Thursday, 26 June 2025

Day two at NSP–2025

It is day 2 of 3 at this conference I am attending in Sivas, Türkiye.  As if the opening concert were not enough yesterday, today we finished one of the scientific sessions with some Turkish folk dancing 

The conference has otherwise carried on with a combination of Turkish and international speakers.  Unlike the kind of conferences I usually go to, the emphasis here is on theoretical and applied nuclear physics, with relatively little on experimental blue skies nuclear physics.  This is, I think, because theory and applied work can be done without access to the most expensive facilities.  The main discussion of experimental work comes from the contingent who are here from ELI-NP, the facility just outside Bucharest in Romania.  

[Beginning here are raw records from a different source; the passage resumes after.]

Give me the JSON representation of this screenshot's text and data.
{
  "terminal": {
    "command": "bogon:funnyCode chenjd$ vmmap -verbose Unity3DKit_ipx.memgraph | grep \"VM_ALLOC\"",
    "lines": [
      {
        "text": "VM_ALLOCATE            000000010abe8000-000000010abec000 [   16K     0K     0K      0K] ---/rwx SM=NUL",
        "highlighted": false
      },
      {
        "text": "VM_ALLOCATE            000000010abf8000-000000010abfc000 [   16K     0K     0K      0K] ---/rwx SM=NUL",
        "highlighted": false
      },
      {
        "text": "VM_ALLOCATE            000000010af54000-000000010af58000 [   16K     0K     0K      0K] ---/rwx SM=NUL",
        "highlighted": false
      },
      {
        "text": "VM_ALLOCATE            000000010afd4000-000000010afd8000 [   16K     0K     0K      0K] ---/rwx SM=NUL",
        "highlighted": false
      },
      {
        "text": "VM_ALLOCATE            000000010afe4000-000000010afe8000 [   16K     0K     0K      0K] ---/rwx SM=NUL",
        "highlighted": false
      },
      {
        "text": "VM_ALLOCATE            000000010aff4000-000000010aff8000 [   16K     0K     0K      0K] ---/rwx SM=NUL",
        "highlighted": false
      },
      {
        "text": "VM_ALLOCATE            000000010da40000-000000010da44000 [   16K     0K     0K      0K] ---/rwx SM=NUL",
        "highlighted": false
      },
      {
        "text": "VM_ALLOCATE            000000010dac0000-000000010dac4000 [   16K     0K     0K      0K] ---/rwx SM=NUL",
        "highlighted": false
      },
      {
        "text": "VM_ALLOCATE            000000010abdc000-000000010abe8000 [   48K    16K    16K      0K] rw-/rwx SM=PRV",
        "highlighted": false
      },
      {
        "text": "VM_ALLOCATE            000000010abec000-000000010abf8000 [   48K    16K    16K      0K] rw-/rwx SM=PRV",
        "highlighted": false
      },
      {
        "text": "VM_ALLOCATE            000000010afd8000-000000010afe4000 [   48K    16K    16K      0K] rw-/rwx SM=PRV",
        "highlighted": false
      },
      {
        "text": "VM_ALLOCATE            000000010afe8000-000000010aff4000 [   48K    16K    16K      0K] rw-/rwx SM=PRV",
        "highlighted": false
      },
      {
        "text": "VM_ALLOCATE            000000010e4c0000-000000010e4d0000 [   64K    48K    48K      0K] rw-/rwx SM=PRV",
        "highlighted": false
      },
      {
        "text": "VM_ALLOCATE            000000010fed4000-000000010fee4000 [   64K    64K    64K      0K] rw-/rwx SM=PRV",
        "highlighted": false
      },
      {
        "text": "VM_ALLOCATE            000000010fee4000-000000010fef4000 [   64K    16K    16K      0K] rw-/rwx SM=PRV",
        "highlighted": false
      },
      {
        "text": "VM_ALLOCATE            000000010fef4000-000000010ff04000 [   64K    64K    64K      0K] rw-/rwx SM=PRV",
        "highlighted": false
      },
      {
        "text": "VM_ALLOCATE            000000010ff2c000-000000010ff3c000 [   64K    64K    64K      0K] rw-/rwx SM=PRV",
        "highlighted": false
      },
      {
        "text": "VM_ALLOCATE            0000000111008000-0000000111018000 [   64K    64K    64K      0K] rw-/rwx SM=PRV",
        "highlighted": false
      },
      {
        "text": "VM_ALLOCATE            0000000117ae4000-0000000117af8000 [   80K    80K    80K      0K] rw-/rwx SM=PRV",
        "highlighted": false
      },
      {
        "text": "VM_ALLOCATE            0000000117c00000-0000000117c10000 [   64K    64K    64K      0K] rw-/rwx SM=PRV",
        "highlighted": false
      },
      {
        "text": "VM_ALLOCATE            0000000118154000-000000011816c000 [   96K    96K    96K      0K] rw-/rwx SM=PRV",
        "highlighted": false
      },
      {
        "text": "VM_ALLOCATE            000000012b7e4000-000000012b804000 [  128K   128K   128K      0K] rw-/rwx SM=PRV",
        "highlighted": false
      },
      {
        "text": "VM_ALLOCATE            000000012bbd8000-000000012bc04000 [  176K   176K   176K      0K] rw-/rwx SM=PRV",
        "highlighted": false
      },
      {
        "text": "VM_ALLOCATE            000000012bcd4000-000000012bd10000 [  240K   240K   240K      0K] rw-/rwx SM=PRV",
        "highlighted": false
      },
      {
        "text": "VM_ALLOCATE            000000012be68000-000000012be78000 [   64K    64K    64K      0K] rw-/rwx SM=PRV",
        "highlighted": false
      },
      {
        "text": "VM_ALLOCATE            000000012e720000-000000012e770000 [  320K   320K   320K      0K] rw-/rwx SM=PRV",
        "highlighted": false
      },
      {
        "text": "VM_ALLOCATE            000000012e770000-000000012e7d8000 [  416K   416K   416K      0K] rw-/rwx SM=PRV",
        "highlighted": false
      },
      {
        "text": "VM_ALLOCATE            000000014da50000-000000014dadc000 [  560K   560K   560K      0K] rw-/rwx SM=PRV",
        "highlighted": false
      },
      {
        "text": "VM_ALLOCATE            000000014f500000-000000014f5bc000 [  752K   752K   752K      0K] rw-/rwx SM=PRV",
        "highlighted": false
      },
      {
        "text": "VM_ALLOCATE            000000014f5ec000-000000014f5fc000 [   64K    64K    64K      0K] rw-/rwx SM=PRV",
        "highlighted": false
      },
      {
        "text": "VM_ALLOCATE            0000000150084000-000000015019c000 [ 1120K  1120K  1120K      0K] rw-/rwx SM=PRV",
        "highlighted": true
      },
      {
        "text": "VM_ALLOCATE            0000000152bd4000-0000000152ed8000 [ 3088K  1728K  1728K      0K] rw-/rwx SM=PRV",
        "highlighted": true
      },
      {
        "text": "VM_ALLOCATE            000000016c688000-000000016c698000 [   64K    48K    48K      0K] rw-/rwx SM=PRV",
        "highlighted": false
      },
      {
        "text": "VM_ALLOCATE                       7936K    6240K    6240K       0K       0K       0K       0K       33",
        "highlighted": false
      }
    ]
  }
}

I'm enjoying meeting a bunch of new people, in a way that has taken me a long time to grow into over my professional life, and it might help that people see me as the senior expert and want to talk to me in that capacity.  In the last coffee break of the day I was even waylaid by each of a group of students in turn who wanted pictures taken with me, as if I were some kind of celebrity 🤷‍♂️

Wednesday, 25 June 2025

At NSP2025 in Türkiye

I am at the XVII International Conference on Nuclear Structure Properties at Sivas Cumhurıyet University in Sivas, Türkiye,  It's mainly a national conference, but with a few invited international speakers (including me).  I had pride of place as the first speaker, but only the first speaker in the scientific sessions.  Before that was the conference opening session, which as well as the usual words from a high-up official at the University, included a couple of promotional videos and (best bit) a 30 minute concert by a unversity string orchestra.  I was in the unenviable position of having to follow them with a talk on quantum computing.